Compute direct Monte Carlo samples from the posterior and predictive distributions of a STAR linear regression model with a g-prior and Bayesian nonparametric (BNP) transformation.

Usage

blm_star_exact_bnp(
  y,
  X,
  X_test = X,
  y_max = Inf,
  psi = length(y),
  alpha = 1,
  P0 = NULL,
  pilot_run = FALSE,
  nsave = 1000,
  verbose = TRUE
)

Value

a list with the following elements:

  • coefficients: the posterior mean of the regression coefficients

  • post.beta: nsave x p samples from the posterior distribution of the regression coefficients

  • post.pred: nsave x n_test samples from the posterior predictive distribution at test points X_test

  • post.g: nsave posterior samples of the transformation evaluated at 1:max(y)

  • post.log.like.point: draws of the log-likelihood for each of the n observations

  • WAIC: Widely-Applicable/Watanabe-Akaike Information Criterion

  • p_waic: Effective number of parameters based on WAIC

Arguments

y

n x 1 vector of observed counts

X

n x p matrix of predictors (including an intercept)

X_test

n_test x p matrix of predictors for test data (including an intercept); default is the observed covariates X

y_max

a fixed and known upper bound for all observations; default is Inf

psi

prior variance (g-prior); default is n

alpha

prior precision for the Dirichlet Process prior; default is one

P0

function to evaluate the base measure PMF supported on {0,...,y_max}; see below for default values when unspecified (NULL)

pilot_run

logical; if TRUE, use a short pilot run to approximate the marginal CDF of the latent z; otherwise, use a Laplace approximation

nsave

number of Monte Carlo iterations to save

Details

This function provides fully Bayesian inference for a transformed linear model with discrete data. The sampling algorithm draws the transformation g together with the regression coefficients beta from their *joint* posterior distribution using Monte Carlo (not MCMC) sampling. When n is moderate to larger, blm_star_gibbs_bnp is recommended.

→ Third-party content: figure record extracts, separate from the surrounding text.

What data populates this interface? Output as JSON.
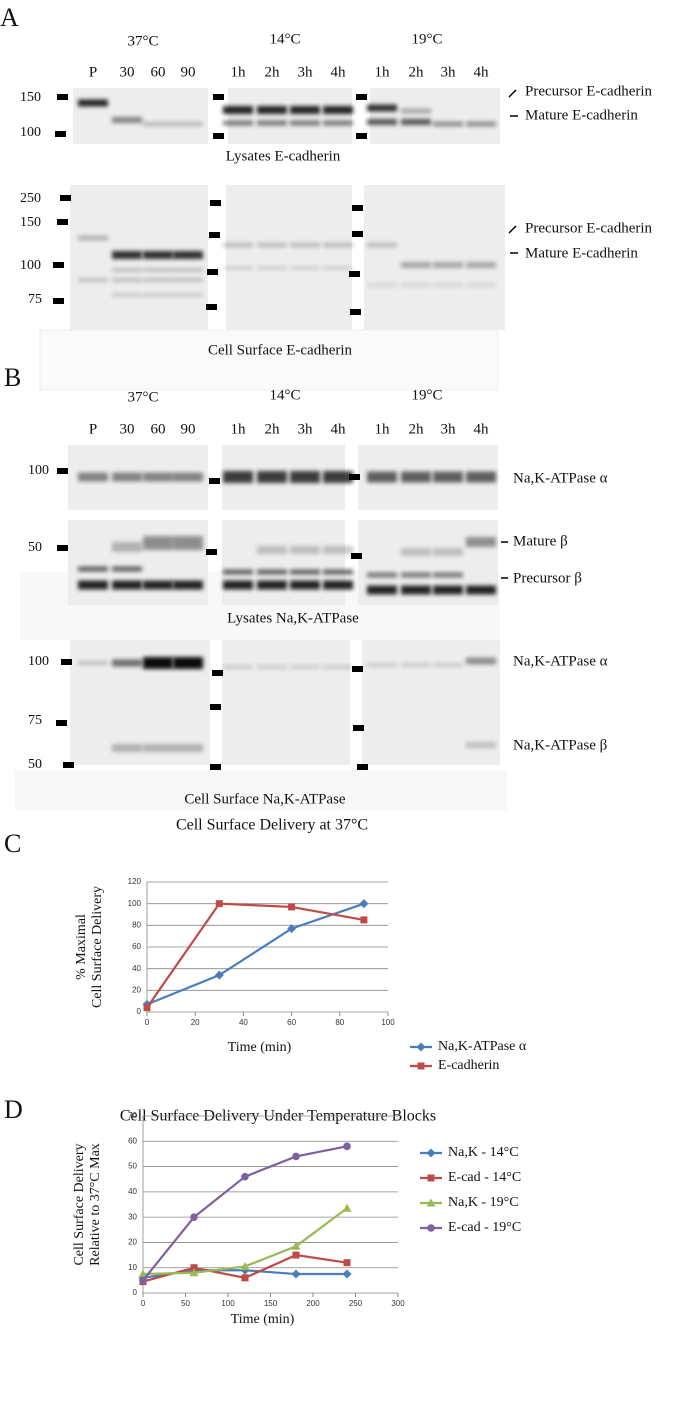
{
  "figure": {
    "panel_labels": [
      "A",
      "B",
      "C",
      "D"
    ],
    "A": {
      "temperatures": [
        "37°C",
        "14°C",
        "19°C"
      ],
      "lanes": [
        "P",
        "30",
        "60",
        "90",
        "1h",
        "2h",
        "3h",
        "4h",
        "1h",
        "2h",
        "3h",
        "4h"
      ],
      "lysate": {
        "markers": [
          "150",
          "100"
        ],
        "bands": [
          "Precursor E-cadherin",
          "Mature E-cadherin"
        ],
        "caption": "Lysates E-cadherin"
      },
      "surface": {
        "markers": [
          "250",
          "150",
          "100",
          "75"
        ],
        "bands": [
          "Precursor E-cadherin",
          "Mature E-cadherin"
        ],
        "caption": "Cell Surface E-cadherin"
      }
    },
    "B": {
      "temperatures": [
        "37°C",
        "14°C",
        "19°C"
      ],
      "lanes": [
        "P",
        "30",
        "60",
        "90",
        "1h",
        "2h",
        "3h",
        "4h",
        "1h",
        "2h",
        "3h",
        "4h"
      ],
      "lysate_alpha": {
        "markers": [
          "100"
        ],
        "bands": [
          "Na,K-ATPase α"
        ]
      },
      "lysate_beta": {
        "markers": [
          "50"
        ],
        "bands": [
          "Mature β",
          "Precursor β"
        ],
        "caption": "Lysates Na,K-ATPase"
      },
      "surface": {
        "markers": [
          "100",
          "75",
          "50"
        ],
        "bands": [
          "Na,K-ATPase α",
          "Na,K-ATPase β"
        ],
        "caption": "Cell Surface Na,K-ATPase"
      }
    }
  },
  "chart_data": [
    {
      "type": "line",
      "title": "Cell Surface Delivery at 37°C",
      "xlabel": "Time (min)",
      "ylabel": [
        "% Maximal",
        "Cell Surface Delivery"
      ],
      "x": [
        0,
        30,
        60,
        90
      ],
      "xlim": [
        0,
        100
      ],
      "xticks": [
        0,
        20,
        40,
        60,
        80,
        100
      ],
      "ylim": [
        0,
        120
      ],
      "yticks": [
        0,
        20,
        40,
        60,
        80,
        100,
        120
      ],
      "grid": true,
      "legend": "right",
      "series": [
        {
          "name": "Na,K-ATPase α",
          "color": "#4a7ebb",
          "marker": "diamond",
          "values": [
            7,
            34,
            77,
            100
          ]
        },
        {
          "name": "E-cadherin",
          "color": "#be4b48",
          "marker": "square",
          "values": [
            4,
            100,
            97,
            85
          ]
        }
      ]
    },
    {
      "type": "line",
      "title": "Cell Surface Delivery Under Temperature Blocks",
      "xlabel": "Time (min)",
      "ylabel": [
        "Cell Surface Delivery",
        "Relative to 37°C Max"
      ],
      "x": [
        0,
        60,
        120,
        180,
        240
      ],
      "xlim": [
        0,
        300
      ],
      "xticks": [
        0,
        50,
        100,
        150,
        200,
        250,
        300
      ],
      "ylim": [
        0,
        70
      ],
      "yticks": [
        0,
        10,
        20,
        30,
        40,
        50,
        60,
        70
      ],
      "grid": true,
      "legend": "right",
      "series": [
        {
          "name": "Na,K - 14°C",
          "color": "#4a7ebb",
          "marker": "diamond",
          "values": [
            6,
            9,
            9,
            7.5,
            7.5
          ]
        },
        {
          "name": "E-cad - 14°C",
          "color": "#be4b48",
          "marker": "square",
          "values": [
            4.5,
            10,
            6,
            15,
            12
          ]
        },
        {
          "name": "Na,K - 19°C",
          "color": "#98b954",
          "marker": "triangle",
          "values": [
            7.5,
            8,
            10.5,
            18.5,
            33.5
          ]
        },
        {
          "name": "E-cad - 19°C",
          "color": "#7d60a0",
          "marker": "circle",
          "values": [
            5,
            30,
            46,
            54,
            58
          ]
        }
      ]
    }
  ]
}
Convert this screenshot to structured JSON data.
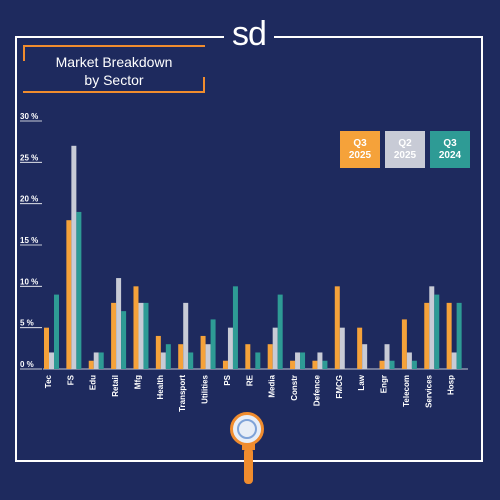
{
  "brand": {
    "logo_text": "sd"
  },
  "chart_data": {
    "type": "bar",
    "title": "Market Breakdown by Sector",
    "categories": [
      "Tec",
      "FS",
      "Edu",
      "Retail",
      "Mfg",
      "Health",
      "Transport",
      "Utilities",
      "PS",
      "RE",
      "Media",
      "Constr",
      "Defence",
      "FMCG",
      "Law",
      "Engr",
      "Telecom",
      "Services",
      "Hosp"
    ],
    "series": [
      {
        "name": "Q3 2025",
        "values": [
          5,
          18,
          1,
          8,
          10,
          4,
          3,
          4,
          1,
          3,
          3,
          1,
          1,
          10,
          5,
          1,
          6,
          8,
          8
        ]
      },
      {
        "name": "Q2 2025",
        "values": [
          2,
          27,
          2,
          11,
          8,
          2,
          8,
          3,
          5,
          0,
          5,
          2,
          2,
          5,
          3,
          3,
          2,
          10,
          2
        ]
      },
      {
        "name": "Q3 2024",
        "values": [
          9,
          19,
          2,
          7,
          8,
          3,
          2,
          6,
          10,
          2,
          9,
          2,
          1,
          0,
          0,
          1,
          1,
          9,
          8
        ]
      }
    ],
    "yticks": [
      "0 %",
      "5 %",
      "10 %",
      "15 %",
      "20 %",
      "25 %",
      "30 %"
    ],
    "ylim": [
      0,
      30
    ],
    "grid": false,
    "legend_position": "top-right",
    "colors": [
      "#f5a23a",
      "#c8cbd6",
      "#2e9b95"
    ]
  },
  "legend": [
    {
      "line1": "Q3",
      "line2": "2025",
      "color": "#f5a23a",
      "text_color": "#ffffff"
    },
    {
      "line1": "Q2",
      "line2": "2025",
      "color": "#c8cbd6",
      "text_color": "#ffffff"
    },
    {
      "line1": "Q3",
      "line2": "2024",
      "color": "#2e9b95",
      "text_color": "#ffffff"
    }
  ],
  "title_lines": [
    "Market Breakdown",
    "by Sector"
  ]
}
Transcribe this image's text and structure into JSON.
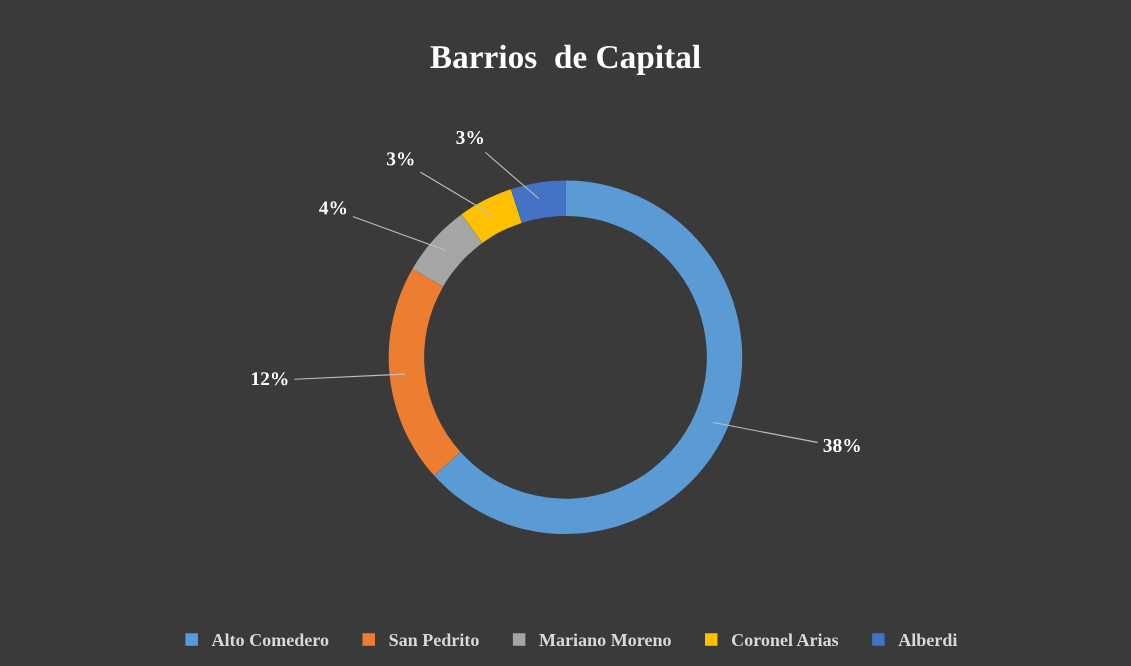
{
  "chart_data": {
    "type": "donut",
    "title": "Barrios  de Capital",
    "categories": [
      "Alto Comedero",
      "San Pedrito",
      "Mariano Moreno",
      "Coronel Arias",
      "Alberdi"
    ],
    "values": [
      38,
      12,
      4,
      3,
      3
    ],
    "value_labels": [
      "38%",
      "12%",
      "4%",
      "3%",
      "3%"
    ],
    "colors": [
      "#5b9bd5",
      "#ed7d31",
      "#a5a5a5",
      "#ffc000",
      "#4472c4"
    ],
    "legend": "bottom"
  }
}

The BNP model for the transformation g is derived from a Dirichlet Process (DP) prior on the marginal CDF of y. The user can specify the prior precision alpha and the base measure, e.g., P0 = function(t) dpois(t, lambda = 10). Otherwise, the default approach views the base measure as a means to ensure correct support and avoid boundary issues, both of which are concerns with the Bayesian bootstrap (alpha = 0). Thus, the default is a small prior precision alpha = 1 and base measures that guarantee the right support. For y_max < Inf, we simply use Uniform{0,...,y_max}. Otherwise, we use Geom(pi_geom), where pi_geom is elicited by fixing the probability of exceeding the maximum observed value, P(y > max(y)), which we set at 0.10. Recall that the DP posterior for the marginal CDF of y combines the base measure with the empirical measure: in expectation, the base measure has weight alpha/(n + alpha) = 1/(n+1) while the empirical part has weight n/(n + alpha) = n/(n+1). Thus, the base measure's contribution is small, and matters most for data values that may exceed max(y).